What are rabbits like?  

Why are they so lazy?

Do they do anything?

 If you keep visiting this blog, I assure you those questions and more will be answered, but for now let's focus on why rabbits always seem to be sleeping.  

There are a couple parts to the explanation.  The first one is timing.  If you've been to a zoo, you've heard someone complain that the big cats just sleep all day.  Lions, owls and a host of other animals are nocturnal, sleeping during the day and becoming alert at night.  Humans and many other creatures are diurnal, we are on the opposite schedule.  Rabbits are neither nocturnal nor diurnal.  They are crepuscular, meaning that they are active in the early morning and evening.  If you speak French, the word crépuscule, meaning twilight makes crepuscular easier to remember.  

The rest of the time, such as when families are likely to visit a farm, rabbits rest.  Evolutionarily speaking, this schedule serves rabbits well since the long shadows and dim light of twilight make it easier for them to hide from predators, regardless of whether they approach from the ground or the sky.  Today, this sleep pattern is ideal for pet owners since it frees them to go to work or school without any worry that their rabbit is bored or missing their company.  Yes, rabbits get bored and lonely too.
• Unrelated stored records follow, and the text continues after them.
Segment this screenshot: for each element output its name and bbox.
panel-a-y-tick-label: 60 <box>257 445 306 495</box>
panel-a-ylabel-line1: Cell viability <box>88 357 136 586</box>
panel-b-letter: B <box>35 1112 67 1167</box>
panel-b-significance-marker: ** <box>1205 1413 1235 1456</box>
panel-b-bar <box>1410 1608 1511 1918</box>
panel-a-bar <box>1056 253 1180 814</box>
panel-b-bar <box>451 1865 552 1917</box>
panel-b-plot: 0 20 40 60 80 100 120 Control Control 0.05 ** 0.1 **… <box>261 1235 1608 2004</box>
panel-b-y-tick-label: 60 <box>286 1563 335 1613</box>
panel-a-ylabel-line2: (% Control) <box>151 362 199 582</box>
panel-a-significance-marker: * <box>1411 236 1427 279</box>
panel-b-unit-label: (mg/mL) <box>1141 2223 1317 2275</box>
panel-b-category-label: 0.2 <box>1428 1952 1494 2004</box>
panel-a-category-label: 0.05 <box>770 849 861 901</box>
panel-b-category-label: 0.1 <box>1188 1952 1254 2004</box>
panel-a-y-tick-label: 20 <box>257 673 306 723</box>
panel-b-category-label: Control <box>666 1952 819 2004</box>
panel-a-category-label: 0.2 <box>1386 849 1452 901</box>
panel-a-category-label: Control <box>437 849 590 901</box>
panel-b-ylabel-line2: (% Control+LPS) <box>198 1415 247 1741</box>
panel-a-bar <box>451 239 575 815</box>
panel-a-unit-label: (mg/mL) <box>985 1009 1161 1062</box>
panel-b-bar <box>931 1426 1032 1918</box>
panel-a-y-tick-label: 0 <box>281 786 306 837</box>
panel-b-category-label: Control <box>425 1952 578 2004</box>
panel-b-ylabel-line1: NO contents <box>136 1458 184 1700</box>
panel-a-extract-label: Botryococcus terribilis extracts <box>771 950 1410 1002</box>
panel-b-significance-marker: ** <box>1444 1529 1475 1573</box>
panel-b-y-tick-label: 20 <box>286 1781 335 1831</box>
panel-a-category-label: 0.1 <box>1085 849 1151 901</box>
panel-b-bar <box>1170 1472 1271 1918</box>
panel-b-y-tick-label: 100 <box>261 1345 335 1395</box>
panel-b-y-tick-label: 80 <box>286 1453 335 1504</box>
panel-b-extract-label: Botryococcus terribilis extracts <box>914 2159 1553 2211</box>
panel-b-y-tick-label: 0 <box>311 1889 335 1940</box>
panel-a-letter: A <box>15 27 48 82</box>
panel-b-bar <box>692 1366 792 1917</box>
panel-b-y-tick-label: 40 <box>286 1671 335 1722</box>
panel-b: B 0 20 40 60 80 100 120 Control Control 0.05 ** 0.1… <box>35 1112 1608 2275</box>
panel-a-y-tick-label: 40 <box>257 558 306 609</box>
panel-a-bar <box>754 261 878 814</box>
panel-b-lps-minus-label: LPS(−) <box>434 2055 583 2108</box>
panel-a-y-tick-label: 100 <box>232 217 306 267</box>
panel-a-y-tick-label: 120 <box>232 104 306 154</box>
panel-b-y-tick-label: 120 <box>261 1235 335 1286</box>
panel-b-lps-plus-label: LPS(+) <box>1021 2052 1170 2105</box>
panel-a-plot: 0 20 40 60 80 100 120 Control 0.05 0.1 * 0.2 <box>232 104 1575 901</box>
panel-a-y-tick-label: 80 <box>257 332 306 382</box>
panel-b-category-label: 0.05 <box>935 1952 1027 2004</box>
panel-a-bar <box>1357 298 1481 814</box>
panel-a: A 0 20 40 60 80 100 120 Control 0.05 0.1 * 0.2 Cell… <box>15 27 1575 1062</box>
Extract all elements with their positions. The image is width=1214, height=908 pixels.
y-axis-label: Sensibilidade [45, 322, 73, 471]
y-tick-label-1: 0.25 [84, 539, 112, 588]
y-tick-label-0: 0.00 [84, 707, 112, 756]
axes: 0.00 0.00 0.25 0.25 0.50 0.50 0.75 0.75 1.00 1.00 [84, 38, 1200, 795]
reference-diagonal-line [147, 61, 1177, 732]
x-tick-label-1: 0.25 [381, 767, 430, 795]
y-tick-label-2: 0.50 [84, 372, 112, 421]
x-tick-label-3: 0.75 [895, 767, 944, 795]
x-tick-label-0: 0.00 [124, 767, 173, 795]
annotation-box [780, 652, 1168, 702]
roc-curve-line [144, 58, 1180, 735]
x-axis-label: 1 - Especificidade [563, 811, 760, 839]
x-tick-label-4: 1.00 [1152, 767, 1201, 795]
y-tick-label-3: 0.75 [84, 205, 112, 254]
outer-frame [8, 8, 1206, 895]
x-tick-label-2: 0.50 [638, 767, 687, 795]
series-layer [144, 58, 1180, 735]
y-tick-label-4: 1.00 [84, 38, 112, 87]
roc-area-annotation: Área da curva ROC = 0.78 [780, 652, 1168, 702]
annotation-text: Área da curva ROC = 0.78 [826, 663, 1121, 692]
Another piece of the explanation for why rabbits at farms/petting zoos etc. never seem to be doing anything, is environmental.  In these places, even the best cared for rabbits tend to be in small pens.  Think of it like spending all of your life in a space the size of your bedroom.  There's room to move and lie down, but not enough room to really run around, hop, stand inquisitively on their hind legs or binky (a weird word for when rabbits joyfully act like bucking broncos).  Without stimulation and exercise rabbits (like people) become lethargic.  

All of which is a long way of saying, a farm or petting zoo is a great place to see what a rabbit looks like and giggle at their wiggly noses, but that's about it.  For anything more you'll have to earn their trust and that takes time, sometimes a lot of time.